Derivatives, water and financial risk

David Zetland comments on future funding of ‘water’ risk management.  There are plenty of examples of misguided government interventions, as well as examples of private enterprise run amok.  Now a derivatives market? :

The danger of flashing wrong signals

Have you heard the stories of people who have driven through fields, into lakes or off cliffs while following their GPS units? Any outsider would have told them to use their common sense before making a right turn over a cliff, but are WE so wise when it comes to our indicators?
Although the water sector really needs more and better information (that’s why I founded the water data hub*), I worry about people putting the wrong weight on the wrong information — a worry that puts these recent stories into a different context:

Now, I’m not worried about the discussion of water risk. I think that it’s a topic of growing importance, as the end of abundance exposes business models, bureaucratic assumptions and personal habits formed in an era of too much, too cheap water to a new reality of scarce water that cannot be taken for granted.

From the IBM/Waterfund  link comes this excerpt:

The principals involved sat down with the Daily Ticker to explain.

“At one end of the spectrum you have housing, the most over-financialized sector of our economy,” Scott Rickards, President and CEO of Waterfund. “At the other end, you have water – there’s not a single financial product. Investors, Wall Street have pretty much ignored water. What we’re doing is using derivatives and insurance products to link to the index and enable risk management to actually take place for the first time in the water industry.”

“There’s plenty of capital that’s beginning to take an interest in investing in water,” notes Peter Williams, IBM Distinguished Engineer and Big Green Innovations CTO. “What we think the index will do is make it easier to invest in water by establishing a risk benchmark against which people can then lend. And the idea then is to encourage capital inflows into the water sector.”

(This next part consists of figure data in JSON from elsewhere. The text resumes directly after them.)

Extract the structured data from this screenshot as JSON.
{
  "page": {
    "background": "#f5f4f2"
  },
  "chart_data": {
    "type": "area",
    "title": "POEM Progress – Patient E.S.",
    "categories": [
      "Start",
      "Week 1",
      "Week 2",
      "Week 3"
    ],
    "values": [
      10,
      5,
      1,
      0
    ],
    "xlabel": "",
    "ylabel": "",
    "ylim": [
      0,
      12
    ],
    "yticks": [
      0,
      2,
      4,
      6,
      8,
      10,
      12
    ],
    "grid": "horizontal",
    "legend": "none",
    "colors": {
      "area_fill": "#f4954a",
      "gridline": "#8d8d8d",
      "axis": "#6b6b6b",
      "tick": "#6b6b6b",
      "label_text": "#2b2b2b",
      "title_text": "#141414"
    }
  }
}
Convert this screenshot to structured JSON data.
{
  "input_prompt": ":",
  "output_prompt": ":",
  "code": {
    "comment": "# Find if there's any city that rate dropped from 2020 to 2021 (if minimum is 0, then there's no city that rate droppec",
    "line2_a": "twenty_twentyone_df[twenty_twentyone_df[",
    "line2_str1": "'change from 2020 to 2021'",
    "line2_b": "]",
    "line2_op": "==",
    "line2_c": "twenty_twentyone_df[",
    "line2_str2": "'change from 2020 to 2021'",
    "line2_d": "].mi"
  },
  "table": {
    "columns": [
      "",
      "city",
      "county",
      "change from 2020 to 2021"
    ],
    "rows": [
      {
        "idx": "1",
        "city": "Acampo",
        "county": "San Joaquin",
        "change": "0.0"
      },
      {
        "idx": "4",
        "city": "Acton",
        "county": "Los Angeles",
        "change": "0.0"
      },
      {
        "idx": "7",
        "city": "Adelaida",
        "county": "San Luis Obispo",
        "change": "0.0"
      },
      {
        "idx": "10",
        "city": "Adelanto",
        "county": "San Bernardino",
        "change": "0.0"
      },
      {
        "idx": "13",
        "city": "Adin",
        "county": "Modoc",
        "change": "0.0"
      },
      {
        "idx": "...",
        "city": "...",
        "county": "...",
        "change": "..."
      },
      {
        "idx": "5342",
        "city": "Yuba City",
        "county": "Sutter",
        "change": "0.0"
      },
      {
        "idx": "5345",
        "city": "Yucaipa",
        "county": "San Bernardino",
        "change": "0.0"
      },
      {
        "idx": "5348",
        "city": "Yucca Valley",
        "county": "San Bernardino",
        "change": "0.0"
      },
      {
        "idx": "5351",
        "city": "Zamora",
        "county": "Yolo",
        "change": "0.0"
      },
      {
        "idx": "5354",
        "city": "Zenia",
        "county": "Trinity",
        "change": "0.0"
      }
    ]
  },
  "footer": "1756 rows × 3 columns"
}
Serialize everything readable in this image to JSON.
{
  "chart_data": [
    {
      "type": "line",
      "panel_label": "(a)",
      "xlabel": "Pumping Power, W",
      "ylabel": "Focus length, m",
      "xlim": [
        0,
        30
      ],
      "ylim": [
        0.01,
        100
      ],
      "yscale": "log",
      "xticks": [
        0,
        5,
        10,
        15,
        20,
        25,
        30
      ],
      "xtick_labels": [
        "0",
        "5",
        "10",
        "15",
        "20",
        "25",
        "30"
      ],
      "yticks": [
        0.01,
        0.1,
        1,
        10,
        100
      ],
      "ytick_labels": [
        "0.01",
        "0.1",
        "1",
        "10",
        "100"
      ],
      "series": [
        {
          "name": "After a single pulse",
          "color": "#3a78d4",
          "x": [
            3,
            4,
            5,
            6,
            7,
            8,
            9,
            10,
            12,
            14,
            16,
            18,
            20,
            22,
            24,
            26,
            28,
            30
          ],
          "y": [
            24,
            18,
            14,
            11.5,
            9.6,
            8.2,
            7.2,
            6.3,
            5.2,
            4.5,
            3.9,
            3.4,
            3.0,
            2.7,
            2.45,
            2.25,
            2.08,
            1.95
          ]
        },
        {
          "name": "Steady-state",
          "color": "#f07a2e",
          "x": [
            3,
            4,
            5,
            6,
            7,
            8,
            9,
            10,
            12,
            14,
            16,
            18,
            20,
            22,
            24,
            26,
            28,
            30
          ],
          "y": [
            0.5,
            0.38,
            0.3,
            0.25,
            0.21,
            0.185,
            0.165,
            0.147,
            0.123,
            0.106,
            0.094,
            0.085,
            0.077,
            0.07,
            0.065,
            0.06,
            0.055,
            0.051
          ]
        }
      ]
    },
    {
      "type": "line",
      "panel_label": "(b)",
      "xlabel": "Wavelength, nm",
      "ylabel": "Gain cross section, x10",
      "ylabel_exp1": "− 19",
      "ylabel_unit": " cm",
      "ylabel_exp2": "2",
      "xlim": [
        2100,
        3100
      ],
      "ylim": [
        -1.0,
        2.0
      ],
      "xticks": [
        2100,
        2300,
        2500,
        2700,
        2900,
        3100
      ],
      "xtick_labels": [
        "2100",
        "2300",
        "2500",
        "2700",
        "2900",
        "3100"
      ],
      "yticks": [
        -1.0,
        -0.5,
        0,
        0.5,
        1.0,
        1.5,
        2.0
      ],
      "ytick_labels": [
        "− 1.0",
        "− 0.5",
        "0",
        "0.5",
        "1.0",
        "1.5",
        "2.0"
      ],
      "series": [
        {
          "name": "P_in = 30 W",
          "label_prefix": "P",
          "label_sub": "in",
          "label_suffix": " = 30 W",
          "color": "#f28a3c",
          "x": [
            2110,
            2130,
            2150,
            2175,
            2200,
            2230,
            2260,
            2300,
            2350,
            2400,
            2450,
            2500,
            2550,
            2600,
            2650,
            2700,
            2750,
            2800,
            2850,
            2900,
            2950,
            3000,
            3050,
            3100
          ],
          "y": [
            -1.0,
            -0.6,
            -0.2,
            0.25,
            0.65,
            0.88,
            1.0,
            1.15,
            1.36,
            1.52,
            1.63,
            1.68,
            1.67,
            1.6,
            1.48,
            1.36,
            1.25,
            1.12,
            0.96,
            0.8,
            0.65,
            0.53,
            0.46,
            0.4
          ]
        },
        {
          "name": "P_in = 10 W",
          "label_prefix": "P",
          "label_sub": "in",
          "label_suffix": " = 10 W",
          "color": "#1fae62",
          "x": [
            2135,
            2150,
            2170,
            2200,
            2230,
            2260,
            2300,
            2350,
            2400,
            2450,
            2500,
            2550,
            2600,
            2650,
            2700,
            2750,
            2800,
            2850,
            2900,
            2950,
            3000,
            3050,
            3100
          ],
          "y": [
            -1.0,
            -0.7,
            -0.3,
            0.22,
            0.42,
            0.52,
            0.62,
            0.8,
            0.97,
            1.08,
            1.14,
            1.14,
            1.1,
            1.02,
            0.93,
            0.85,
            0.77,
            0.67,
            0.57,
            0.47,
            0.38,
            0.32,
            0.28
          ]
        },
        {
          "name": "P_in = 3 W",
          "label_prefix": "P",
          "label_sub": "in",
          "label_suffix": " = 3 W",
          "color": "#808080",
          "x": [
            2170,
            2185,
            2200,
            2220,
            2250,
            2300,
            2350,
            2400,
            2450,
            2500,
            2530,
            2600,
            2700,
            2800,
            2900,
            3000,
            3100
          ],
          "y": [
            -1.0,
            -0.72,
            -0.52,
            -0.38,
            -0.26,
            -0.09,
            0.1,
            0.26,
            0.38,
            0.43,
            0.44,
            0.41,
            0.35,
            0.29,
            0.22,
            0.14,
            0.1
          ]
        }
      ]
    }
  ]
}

This means for governments, municipalities, and water agencies looking for ways to finance the estimated $1 trillion in investment needed in water infrastructure in the U.S. alone, they could more easily raise this money and keep the liquidity (i.e. water) flowing to citizens.

On the note of risk, the misadventures of mortgage-backed securities during the housing crisis (not to mention commodity bubbles) may raise eyebrows when it comes to the idea of speculation over an element so essential to life.

Rickards argues, “It’s taken 25 years for housing to go from non-financialized to where we are today after everything that occurred four years ago.” When it comes to water, “if it ever gets there where speculation is a problem, that will not be a bad thing because we will have come a long way in the meantime.”